6. Il quinto mezzo è infondato. Le considerazioni esposte circa l’infondatezza del secondo motivo di ricorso, influiscono anche sul quinto motivo, ove si invocano la L. n. 289 del 2002, artt. 9 e 15, sul presupposto (rivelatosi non provato con il rigetto del secondo motivo) di avere “accettato le risultanze (del pvc, n.d.r.) provvedendo ad annotare nel registro dei corrispettivi i maggiori ricavi accertati”, non trovando positivo riscontro quanto affermato dalla contribuente, secondo cui, alla data di entrata in vigore della L. n. 289 del 2002, non vi fosse “alcun contenzioso pendente in relazione al citato processo verbale di constatazione”.
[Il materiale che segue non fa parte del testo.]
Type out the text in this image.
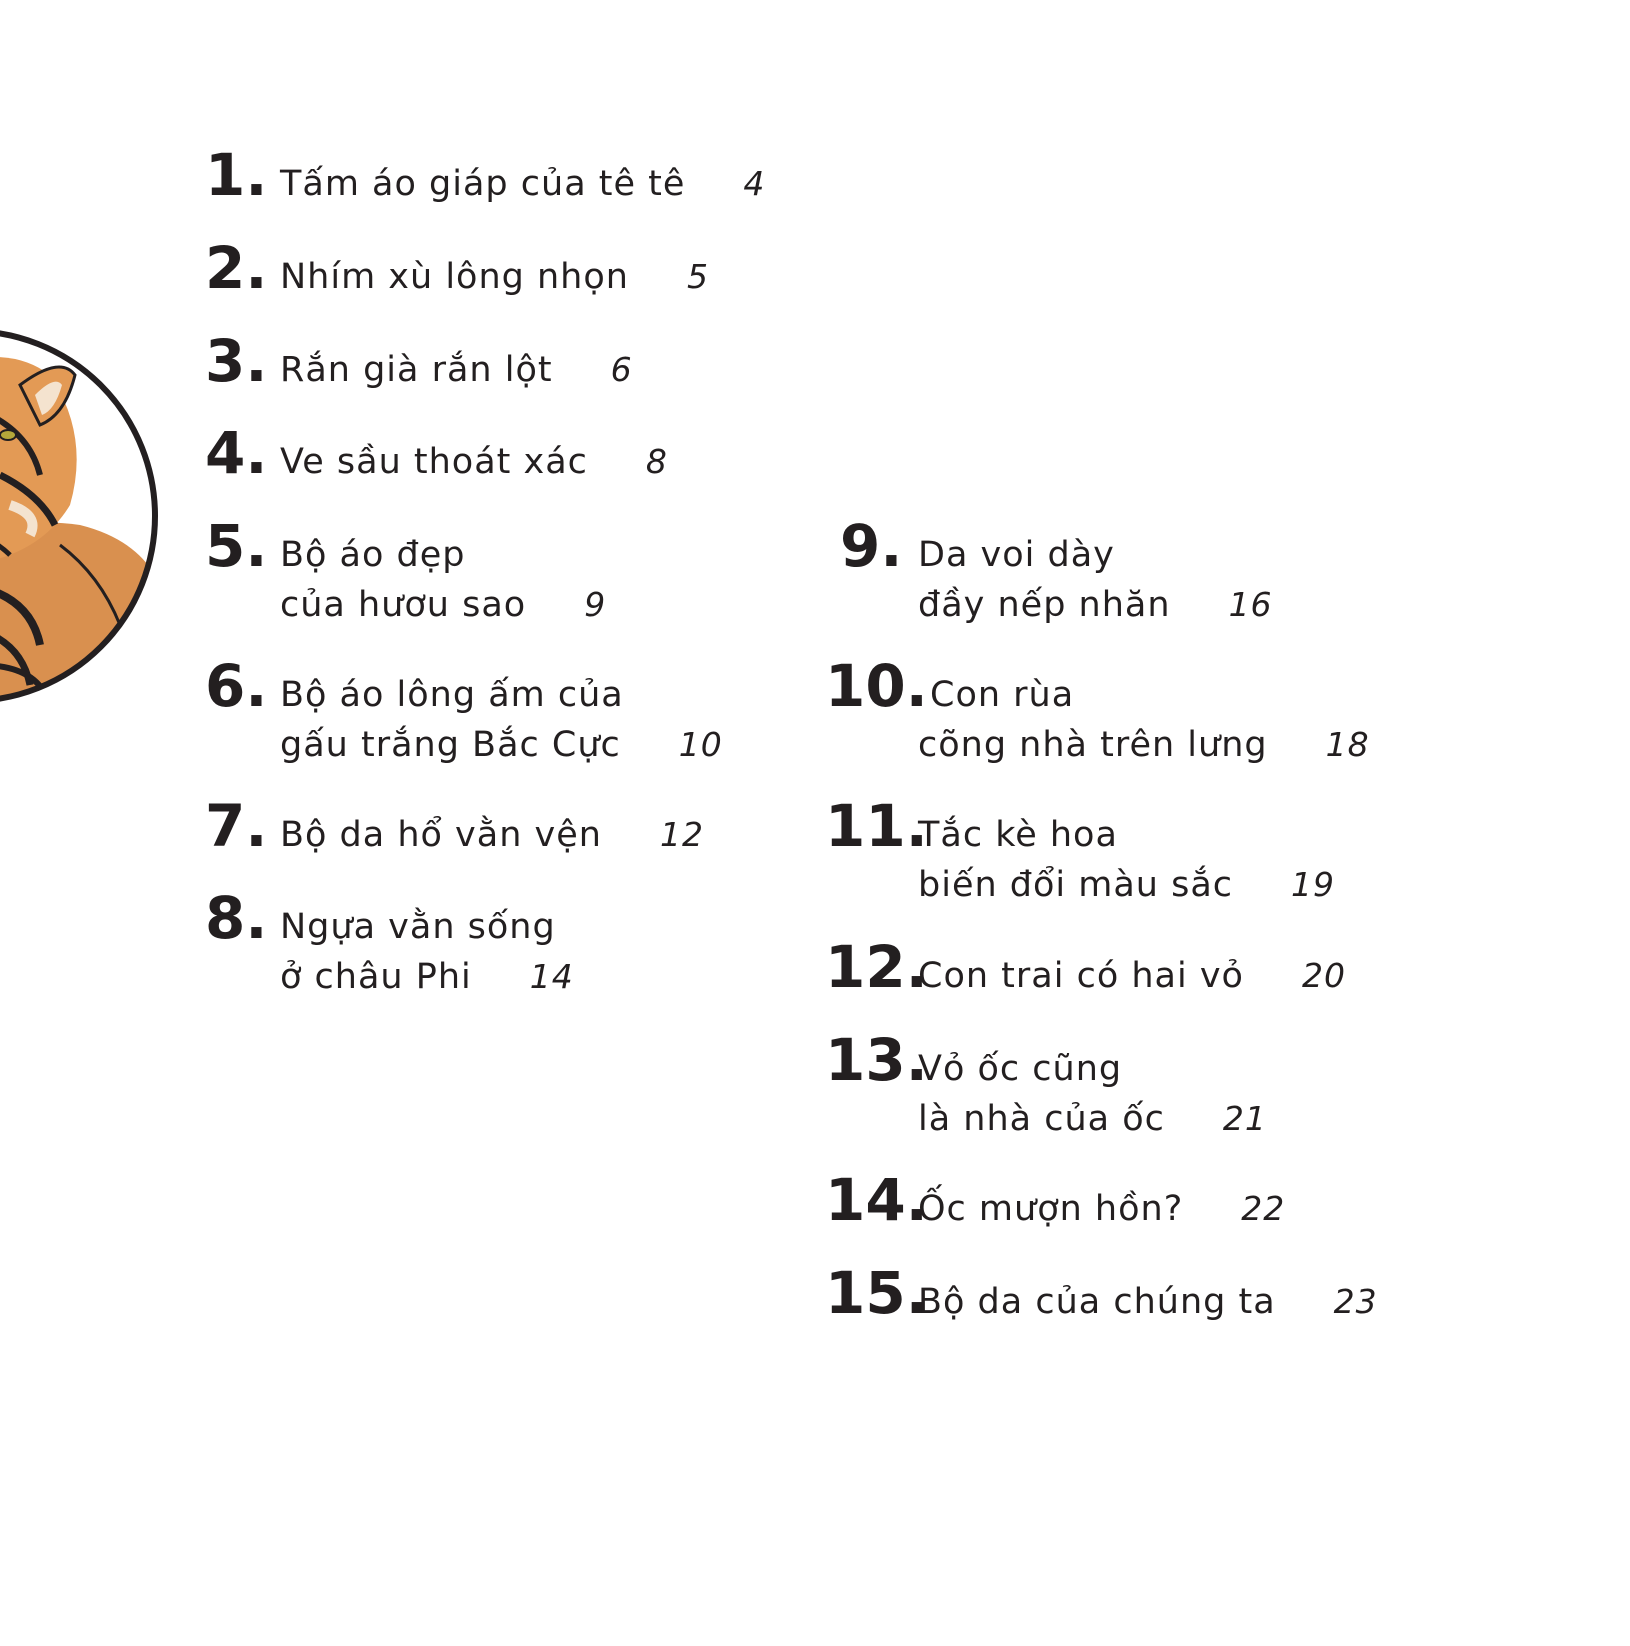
1. Tấm áo giáp của tê tê 4
2. Nhím xù lông nhọn 5
3. Rắn già rắn lột 6
4. Ve sầu thoát xác 8
5. Bộ áo đẹp
của hươu sao 9
6. Bộ áo lông ấm của
gấu trắng Bắc Cực 10
7. Bộ da hổ vằn vện 12
8. Ngựa vằn sống
ở châu Phi 14
9. Da voi dày
đầy nếp nhăn 16
10. Con rùa
cõng nhà trên lưng 18
11.
Tắc kè hoa
biến đổi màu sắc 19
12.
Con trai có hai vỏ 20
13.
Vỏ ốc cũng
là nhà của ốc 21
14.
Ốc mượn hồn? 22
15.
Bộ da của chúng ta 23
7. Al rigetto del ricorso, segue la condanna della società ricorrente al pagamento delle spese del presente giudizio in favore dell’Agenzia delle entrate, liquidate come da dispositivo.

P.Q.M.

Rigetta il ricorso.

Condanna la società ricorrente al pagamento delle spese di giudizio in favore dell’Agenzia delle entrate, liquidate in complessivi Euro 5.500,00, oltre spese prenotate a debito.

Ai sensi del D.P.R. n. 115 del 2002, art. 13, comma 1-quater, dà atto della sussistenza dei presupposti per il versamento, da parte della ricorrente, dell’ulteriore importo a titolo di contributo unificato pari a quello previsto per il ricorso principale, a norma dello stesso art. 13, comma 1-bis, se dovuto.

Così deciso in Roma, nella Camera di consiglio della V sezione civile, il 27 maggio 2021.